In 1983, for instance, $50,000 went to a construction company owned by Baltimore lawyer Robert F. Dashiell -- who in the late 1970s had represented CEBO by suing businesses that had defaulted on loans.

Dashiell's company repaid $5,676 but then filed for bankruptcy, forcing CEBO to sue in an unsuccessful effort to recover the remaining $49,532 in principal and interest, according to court records.

The Evening Sun also has found that:

* CEBO violated federal regulations governing the use of money in its loan fund. The dollars can be used only for business loans. But in the last two years, CEBO has borrowed $347,000 for its day-to-day operations.

Officials of the organization say that $170,000 has been repaid, but city officials say that only $50,000 has been restored.

* CEBO strayed from its mandate to help only businesses in the city. Companies in Virginia and Pennsylvania have defaulted on CEBO loans, as have businesses in Annapolis, Columbia, Glen Burnie, Hyattsville, Owings Mills, Randallstown and Reisterstown.

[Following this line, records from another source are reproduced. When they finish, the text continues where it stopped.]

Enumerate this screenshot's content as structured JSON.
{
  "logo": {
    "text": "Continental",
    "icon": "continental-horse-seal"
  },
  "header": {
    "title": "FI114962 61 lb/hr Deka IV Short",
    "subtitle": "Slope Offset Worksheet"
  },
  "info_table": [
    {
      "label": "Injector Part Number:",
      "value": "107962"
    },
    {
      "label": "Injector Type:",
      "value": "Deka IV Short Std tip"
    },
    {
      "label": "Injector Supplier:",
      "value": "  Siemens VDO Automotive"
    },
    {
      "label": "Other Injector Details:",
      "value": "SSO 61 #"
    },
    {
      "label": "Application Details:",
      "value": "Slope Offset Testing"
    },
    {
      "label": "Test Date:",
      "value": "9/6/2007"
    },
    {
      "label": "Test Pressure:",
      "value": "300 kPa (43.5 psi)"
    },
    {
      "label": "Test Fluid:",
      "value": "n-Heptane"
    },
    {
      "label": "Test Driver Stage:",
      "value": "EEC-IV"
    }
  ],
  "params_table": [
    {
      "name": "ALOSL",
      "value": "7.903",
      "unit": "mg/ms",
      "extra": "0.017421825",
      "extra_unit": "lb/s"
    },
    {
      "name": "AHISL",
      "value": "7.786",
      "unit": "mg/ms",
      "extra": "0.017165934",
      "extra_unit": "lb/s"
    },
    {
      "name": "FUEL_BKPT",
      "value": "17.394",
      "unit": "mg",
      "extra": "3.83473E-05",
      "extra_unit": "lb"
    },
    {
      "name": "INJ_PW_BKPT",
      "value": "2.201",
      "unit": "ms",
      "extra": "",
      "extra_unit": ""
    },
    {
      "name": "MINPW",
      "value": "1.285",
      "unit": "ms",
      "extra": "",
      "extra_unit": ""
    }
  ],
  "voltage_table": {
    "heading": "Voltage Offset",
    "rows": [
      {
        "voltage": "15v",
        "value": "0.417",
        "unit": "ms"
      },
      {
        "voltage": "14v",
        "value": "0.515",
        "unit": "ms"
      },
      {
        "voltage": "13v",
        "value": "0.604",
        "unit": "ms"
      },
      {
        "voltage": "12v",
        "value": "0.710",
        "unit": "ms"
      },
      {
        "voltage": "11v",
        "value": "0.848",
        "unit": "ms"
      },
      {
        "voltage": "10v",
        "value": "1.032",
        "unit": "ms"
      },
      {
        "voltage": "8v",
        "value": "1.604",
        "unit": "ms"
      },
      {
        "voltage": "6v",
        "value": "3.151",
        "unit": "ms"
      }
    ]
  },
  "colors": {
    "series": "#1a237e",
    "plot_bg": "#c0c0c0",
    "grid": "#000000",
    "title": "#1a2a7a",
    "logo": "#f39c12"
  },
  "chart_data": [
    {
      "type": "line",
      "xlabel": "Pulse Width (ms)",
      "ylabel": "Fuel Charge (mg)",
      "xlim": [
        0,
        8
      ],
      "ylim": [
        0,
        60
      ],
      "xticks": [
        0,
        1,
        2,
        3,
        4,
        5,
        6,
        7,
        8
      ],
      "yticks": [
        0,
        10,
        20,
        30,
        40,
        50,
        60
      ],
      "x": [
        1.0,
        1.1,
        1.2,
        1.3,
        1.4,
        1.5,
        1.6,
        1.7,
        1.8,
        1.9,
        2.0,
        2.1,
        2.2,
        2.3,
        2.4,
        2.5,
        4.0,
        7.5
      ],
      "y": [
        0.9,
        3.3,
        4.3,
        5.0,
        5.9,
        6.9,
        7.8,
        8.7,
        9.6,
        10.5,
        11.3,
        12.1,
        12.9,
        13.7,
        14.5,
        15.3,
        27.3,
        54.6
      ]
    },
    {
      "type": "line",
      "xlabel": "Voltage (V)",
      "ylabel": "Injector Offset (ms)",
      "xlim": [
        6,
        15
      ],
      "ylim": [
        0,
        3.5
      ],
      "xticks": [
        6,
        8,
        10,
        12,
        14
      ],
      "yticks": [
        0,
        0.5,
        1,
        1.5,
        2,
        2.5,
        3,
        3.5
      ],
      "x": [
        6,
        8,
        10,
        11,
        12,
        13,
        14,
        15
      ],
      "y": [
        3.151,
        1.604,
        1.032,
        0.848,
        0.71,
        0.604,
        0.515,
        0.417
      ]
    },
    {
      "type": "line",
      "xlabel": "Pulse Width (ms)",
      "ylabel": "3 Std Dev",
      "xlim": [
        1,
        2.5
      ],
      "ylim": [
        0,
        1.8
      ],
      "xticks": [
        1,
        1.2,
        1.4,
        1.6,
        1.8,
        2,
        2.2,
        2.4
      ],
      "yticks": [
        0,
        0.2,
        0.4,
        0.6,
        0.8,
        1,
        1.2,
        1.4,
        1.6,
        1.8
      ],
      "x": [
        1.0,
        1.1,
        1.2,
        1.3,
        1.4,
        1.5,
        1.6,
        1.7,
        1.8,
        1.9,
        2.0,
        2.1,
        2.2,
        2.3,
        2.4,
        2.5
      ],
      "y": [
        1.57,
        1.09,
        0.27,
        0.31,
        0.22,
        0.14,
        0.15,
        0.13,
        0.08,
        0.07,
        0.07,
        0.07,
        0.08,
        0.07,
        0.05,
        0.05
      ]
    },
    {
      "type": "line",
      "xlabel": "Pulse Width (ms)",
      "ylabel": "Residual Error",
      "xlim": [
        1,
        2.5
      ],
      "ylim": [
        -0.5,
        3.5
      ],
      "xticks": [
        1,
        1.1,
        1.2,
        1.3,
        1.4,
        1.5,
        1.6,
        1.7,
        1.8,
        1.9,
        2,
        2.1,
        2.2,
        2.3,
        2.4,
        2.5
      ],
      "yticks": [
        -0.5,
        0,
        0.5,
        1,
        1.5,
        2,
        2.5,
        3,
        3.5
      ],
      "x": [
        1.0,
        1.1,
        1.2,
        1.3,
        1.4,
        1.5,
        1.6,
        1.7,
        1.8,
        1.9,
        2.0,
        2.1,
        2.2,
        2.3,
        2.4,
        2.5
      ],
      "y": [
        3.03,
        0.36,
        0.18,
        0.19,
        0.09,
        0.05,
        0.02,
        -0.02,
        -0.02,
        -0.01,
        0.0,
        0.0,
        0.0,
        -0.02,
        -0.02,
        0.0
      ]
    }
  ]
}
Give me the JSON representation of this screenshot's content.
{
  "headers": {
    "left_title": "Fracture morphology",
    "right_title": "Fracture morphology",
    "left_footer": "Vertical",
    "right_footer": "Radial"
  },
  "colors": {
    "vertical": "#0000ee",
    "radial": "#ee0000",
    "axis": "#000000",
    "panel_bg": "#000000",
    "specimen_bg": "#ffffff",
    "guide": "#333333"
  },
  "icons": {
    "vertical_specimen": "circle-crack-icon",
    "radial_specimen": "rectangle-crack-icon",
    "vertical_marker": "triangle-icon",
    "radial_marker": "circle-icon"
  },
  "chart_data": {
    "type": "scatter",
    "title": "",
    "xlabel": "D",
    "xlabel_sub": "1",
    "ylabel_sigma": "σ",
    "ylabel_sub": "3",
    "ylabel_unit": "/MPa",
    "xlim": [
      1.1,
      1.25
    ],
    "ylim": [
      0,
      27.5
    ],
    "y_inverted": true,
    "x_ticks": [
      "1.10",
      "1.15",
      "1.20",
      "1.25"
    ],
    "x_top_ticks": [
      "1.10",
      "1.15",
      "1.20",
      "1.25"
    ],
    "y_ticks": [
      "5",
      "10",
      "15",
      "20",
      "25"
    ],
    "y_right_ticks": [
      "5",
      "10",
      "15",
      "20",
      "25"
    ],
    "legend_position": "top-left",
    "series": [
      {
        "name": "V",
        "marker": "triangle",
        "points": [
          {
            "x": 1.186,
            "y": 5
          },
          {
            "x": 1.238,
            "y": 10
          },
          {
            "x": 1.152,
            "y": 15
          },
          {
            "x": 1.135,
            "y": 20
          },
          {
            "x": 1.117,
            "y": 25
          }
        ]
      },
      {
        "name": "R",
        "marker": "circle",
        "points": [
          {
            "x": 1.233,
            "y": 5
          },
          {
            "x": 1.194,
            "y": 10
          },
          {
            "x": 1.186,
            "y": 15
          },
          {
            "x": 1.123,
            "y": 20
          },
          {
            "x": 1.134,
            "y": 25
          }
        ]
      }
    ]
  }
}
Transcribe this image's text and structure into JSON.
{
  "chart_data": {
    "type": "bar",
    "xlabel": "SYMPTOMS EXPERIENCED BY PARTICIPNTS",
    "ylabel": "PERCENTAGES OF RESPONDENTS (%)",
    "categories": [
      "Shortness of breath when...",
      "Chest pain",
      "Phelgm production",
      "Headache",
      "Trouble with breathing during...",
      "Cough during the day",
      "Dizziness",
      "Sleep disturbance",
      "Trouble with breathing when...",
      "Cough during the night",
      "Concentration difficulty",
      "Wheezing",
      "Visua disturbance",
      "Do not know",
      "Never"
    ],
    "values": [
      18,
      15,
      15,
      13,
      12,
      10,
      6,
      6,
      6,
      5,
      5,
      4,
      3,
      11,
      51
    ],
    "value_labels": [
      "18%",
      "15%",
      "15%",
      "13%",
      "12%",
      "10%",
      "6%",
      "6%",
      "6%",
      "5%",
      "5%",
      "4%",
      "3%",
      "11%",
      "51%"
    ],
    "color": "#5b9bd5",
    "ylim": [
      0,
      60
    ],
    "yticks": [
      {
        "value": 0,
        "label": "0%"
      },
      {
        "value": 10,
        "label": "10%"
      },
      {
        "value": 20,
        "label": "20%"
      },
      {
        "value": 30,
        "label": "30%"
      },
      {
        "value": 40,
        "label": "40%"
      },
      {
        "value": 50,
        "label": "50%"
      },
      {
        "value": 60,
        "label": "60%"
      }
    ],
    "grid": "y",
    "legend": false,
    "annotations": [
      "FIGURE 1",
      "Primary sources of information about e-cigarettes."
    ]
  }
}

* The organization paid Samuel T. Daniels, its founder and long-time director, a salary of $89,000 for the year before he retired in 1989. His salary the year before was $66,000, according to CEBO filings with the Internal Revenue Service. Daniels has said his final salary included 450 hours in unused vacation pay.

* CEBO granted loans to two of its board members, including an unusual $100,000 line of credit to a businessman shortly after he joined. Two other board members received business counseling from CEBO's staff, says Daniels. Both Daniels and officials now at the organization say the loans, which were repaid, broke no rules and received prior approval from the rest of the board.

* The United Way has placed CEBO on "conditional status" and has cut its $25,000 annual grant in half for failure to submit a financial audit, according to United Way spokesman Mel Tansill.

In their own defense, CEBO officials point to new leadership -- Michael A. Gaines became executive director more than a year ago -- and to tighter lending standards, including a ban on loans to out-of-town businesses.

Moreover, CEBO proposes to restructure its programs, concentrating on neighborhood revitalization projects to better meet federal guidelines.

Today, the organization's survival is crucial to the black community, says Gaines, the executive director.

"One of the most important things CEBO has done in 24 years is to make available to the minority community resources they could historically not obtain," he says.

Loans stimulate business activity, which in turn creates jobs, says Gaines, and this cycle of opportunity has an uplifting effect on the minority community.

"Without it, you probably would not have some growth in the middle class with respect to the business and economic development in Baltimore," he says.

Since it began, the organization has received at least $11 million in combined federal and city money.